A whole month later, her parents are not interested in their daughter’s relationship status or whether or not she had eloped – just like they weren’t when she had disappeared. All they want to know is if she is still alive.
“It was a Monday and she said she was going to collect her mark sheet from college. We waited for long but she never returned,” her father said. “We approached the local police station where the police were clearly not interested and asked us to look for her ourselves,” he further added
The woman was reported missing at northeast Delhi’s New Seemapuri police station on February 10.
A few days later, as they looked for her with a police team in tow - a policeman told the father that ‘the search was over as far as he was concerned and she had probably eloped’.
The identity of the family has been withheld.
The Delhi Police registers thousands of complaints of missing persons every year and has a proper procedure to investigate the disappearance of those belonging to ‘vulnerable categories’ such as women and children.

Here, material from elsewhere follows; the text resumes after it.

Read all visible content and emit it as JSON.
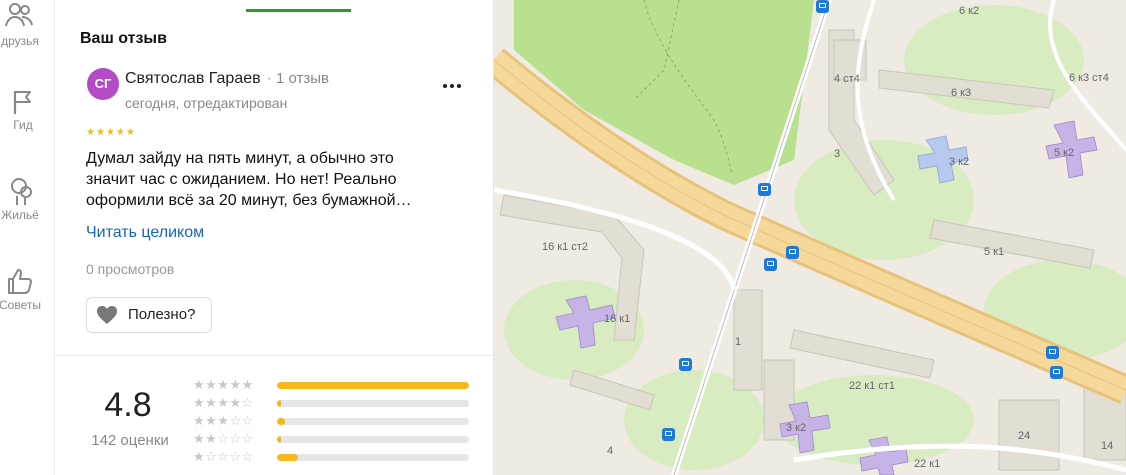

On May 5, 2012, the Delhi Police has issued a circular that required a senior police personnel such as Assistant Commissioners of Police (ACPs) to be first responders in the case of missing persons, especially minors.
“A sizeable majority of those who are reported to have gone missing have been found to be between 18 and 25 years old,” said a senior police officer.
“Past experience has shown that most of these cases are of elopement and not kidnapping,” he further added.
But should their past experience be allowed to standardise reaction to similar cases in the future? The missing woman’s father thinks it shouldn’t.
“So what if she eloped? I’ am her father and I still have the right to know whether she is alive or not. The police can’t just suggest that she seemed to have eloped and do nothing about it; can they?” he asked.